On Fri, Nov 17, 2017 at 04:19:35PM -0800, Stephen Boyd wrote:
> On 11/17, Will Deacon wrote:
> > Hi all,
> >
> > This patch series implements something along the lines of KAISER for arm64:
> >
> > https://gruss.cc/files/kaiser.pdf
> >
> > although I wrote this from scratch because the paper has some funny
> > assumptions about how the architecture works. There is a patch series
> > in review for x86, which follows a similar approach:
> >
> > http://lkml.kernel.org/r/<20171110193058.BECA7D88@xxxxxxxxxxxxxxxxxx>
> >
> > and the topic was recently covered by LWN (currently subscriber-only):
> >
> > https://lwn.net/Articles/738975/
> >
> > The basic idea is that transitions to and from userspace are proxied
> > through a trampoline page which is mapped into a separate page table and
> > can switch the full kernel mapping in and out on exception entry and
> > exit respectively.

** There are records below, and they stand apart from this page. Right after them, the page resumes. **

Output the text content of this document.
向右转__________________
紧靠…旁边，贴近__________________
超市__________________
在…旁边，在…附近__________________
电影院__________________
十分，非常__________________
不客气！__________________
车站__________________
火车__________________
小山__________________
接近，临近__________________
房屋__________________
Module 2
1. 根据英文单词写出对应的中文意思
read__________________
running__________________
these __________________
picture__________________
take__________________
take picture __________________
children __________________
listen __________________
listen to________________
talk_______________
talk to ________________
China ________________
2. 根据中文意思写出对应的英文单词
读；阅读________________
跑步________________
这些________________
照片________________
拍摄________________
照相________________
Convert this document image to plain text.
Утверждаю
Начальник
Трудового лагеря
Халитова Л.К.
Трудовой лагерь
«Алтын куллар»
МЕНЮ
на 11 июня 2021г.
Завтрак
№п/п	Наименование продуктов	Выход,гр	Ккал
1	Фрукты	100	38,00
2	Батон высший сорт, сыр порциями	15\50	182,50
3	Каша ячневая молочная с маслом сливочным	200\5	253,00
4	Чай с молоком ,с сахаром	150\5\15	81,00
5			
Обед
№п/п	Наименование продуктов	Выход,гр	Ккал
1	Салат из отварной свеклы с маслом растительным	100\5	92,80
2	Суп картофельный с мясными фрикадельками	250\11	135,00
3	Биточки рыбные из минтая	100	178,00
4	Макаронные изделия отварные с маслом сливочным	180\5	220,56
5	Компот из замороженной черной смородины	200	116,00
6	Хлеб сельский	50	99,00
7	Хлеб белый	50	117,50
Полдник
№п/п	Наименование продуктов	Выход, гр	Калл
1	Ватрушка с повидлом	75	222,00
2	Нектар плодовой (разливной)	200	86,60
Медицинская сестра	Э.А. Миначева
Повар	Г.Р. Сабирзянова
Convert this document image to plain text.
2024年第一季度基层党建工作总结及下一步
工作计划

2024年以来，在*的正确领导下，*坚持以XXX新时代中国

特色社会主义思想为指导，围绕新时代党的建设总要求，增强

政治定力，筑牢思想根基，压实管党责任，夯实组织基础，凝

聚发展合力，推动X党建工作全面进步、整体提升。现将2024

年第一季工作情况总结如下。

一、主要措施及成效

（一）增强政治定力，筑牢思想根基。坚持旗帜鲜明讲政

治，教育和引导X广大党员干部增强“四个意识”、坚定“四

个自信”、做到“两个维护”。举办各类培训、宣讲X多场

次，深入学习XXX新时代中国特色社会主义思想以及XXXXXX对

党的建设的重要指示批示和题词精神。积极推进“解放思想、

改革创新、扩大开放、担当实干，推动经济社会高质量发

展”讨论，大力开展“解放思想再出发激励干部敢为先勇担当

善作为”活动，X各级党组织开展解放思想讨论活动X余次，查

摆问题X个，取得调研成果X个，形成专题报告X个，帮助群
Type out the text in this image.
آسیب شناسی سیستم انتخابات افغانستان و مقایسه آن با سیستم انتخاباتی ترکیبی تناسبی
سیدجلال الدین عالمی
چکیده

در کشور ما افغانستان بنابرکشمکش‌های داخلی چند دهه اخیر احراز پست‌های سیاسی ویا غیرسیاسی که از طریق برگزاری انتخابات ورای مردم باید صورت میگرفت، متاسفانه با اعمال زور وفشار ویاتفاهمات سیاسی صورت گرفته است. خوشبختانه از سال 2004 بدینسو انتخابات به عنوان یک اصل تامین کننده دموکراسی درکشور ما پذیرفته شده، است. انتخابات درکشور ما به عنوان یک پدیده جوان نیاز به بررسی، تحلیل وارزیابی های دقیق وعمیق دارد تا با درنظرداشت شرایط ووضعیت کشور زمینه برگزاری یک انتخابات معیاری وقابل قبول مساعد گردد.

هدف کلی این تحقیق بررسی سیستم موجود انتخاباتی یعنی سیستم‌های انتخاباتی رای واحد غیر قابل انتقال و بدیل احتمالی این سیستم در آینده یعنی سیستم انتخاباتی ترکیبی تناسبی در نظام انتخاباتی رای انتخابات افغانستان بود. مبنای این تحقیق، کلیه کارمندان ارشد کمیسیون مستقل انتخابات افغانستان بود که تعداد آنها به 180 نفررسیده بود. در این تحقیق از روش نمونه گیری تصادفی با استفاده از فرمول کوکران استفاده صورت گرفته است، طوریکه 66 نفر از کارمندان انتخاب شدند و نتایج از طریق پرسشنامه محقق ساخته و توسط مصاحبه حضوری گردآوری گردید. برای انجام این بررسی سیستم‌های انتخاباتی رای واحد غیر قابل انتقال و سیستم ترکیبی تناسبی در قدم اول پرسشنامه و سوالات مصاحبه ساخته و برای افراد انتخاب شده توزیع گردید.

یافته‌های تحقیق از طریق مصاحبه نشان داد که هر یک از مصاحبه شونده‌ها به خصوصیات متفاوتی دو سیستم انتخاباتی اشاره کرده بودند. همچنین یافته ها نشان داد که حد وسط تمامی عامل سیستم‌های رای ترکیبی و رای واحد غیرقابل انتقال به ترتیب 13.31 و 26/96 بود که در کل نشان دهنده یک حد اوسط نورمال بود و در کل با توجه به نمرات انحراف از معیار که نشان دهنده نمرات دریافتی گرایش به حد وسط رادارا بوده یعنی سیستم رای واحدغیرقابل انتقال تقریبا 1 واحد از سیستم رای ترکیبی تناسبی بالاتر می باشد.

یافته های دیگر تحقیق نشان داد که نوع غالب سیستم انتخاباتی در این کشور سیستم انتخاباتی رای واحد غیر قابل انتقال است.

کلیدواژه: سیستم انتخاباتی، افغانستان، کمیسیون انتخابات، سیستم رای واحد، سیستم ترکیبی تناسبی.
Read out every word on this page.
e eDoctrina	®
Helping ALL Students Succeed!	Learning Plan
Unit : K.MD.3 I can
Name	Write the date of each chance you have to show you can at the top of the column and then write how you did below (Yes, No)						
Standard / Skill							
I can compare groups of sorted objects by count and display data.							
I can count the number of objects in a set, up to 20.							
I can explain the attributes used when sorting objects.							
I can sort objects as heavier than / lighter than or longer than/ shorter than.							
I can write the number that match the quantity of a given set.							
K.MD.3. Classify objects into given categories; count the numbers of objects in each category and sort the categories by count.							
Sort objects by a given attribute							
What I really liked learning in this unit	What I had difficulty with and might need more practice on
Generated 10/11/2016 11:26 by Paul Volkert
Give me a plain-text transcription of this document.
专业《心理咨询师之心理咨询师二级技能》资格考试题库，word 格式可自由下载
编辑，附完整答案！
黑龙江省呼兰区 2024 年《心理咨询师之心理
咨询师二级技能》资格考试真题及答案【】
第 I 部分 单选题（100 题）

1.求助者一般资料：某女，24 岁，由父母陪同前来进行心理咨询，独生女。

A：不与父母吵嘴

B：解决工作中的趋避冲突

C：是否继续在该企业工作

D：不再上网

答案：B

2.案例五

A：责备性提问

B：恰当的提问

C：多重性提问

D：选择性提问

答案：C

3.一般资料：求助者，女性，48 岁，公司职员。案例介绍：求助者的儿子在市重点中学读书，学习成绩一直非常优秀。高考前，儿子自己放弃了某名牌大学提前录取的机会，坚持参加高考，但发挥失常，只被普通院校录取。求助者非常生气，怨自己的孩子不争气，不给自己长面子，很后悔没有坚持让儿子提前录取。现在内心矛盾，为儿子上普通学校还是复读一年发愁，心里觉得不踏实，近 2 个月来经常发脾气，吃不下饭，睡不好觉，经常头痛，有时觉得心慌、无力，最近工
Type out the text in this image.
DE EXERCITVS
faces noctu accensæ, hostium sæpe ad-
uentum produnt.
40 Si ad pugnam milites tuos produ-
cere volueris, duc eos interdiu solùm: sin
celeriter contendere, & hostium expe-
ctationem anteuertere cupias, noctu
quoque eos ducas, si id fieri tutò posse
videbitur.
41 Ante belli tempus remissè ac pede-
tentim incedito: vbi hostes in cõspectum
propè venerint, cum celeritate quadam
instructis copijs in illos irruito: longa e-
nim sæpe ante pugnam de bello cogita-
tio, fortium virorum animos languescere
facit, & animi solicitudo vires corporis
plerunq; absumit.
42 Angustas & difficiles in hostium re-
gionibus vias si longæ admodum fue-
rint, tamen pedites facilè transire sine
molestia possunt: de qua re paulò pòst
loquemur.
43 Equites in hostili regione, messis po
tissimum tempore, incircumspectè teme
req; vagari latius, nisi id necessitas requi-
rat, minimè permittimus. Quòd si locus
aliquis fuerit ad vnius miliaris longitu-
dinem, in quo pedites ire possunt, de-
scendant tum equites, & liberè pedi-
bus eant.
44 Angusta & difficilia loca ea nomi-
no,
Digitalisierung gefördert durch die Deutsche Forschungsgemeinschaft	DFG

This is a valuable defence against various KASLR and
> > timing attacks, particularly as the trampoline page is at a fixed virtual
> > address and therefore the kernel text can be randomized independently.
> >
> > The major consequences of the trampoline are:
> >
> > * We can no longer make use of global mappings for kernel space, so
> > each task is assigned two ASIDs: one for user mappings and one for
> > kernel mappings
> >
> > * Our ASID moves into TTBR1 so that we can quickly switch between the
> > trampoline and kernel page tables
> >
> > * Switching TTBR0 always requires use of the zero page, so we can
> > dispense with some of our errata workaround code.
> >
> > * entry.S gets more complicated to read
> >
> > The performance hit from this series isn't as bad as I feared: things
> > like cyclictest and kernbench seem to be largely unaffected, although
> > syscall micro-benchmarks appear to show that syscall overhead is roughly
> > doubled, and this has an impact on things like hackbench which exhibits
> > a ~10% hit due to its heavy context-switching.
>
> Do you have performance benchmark numbers on CPUs with the Falkor
> errata? I'm interested to see how much the TLB invalidate hurts
> heavy context-switching workloads on these CPUs.

I don't, but I'm also not sure what I can do about it if it's an issue.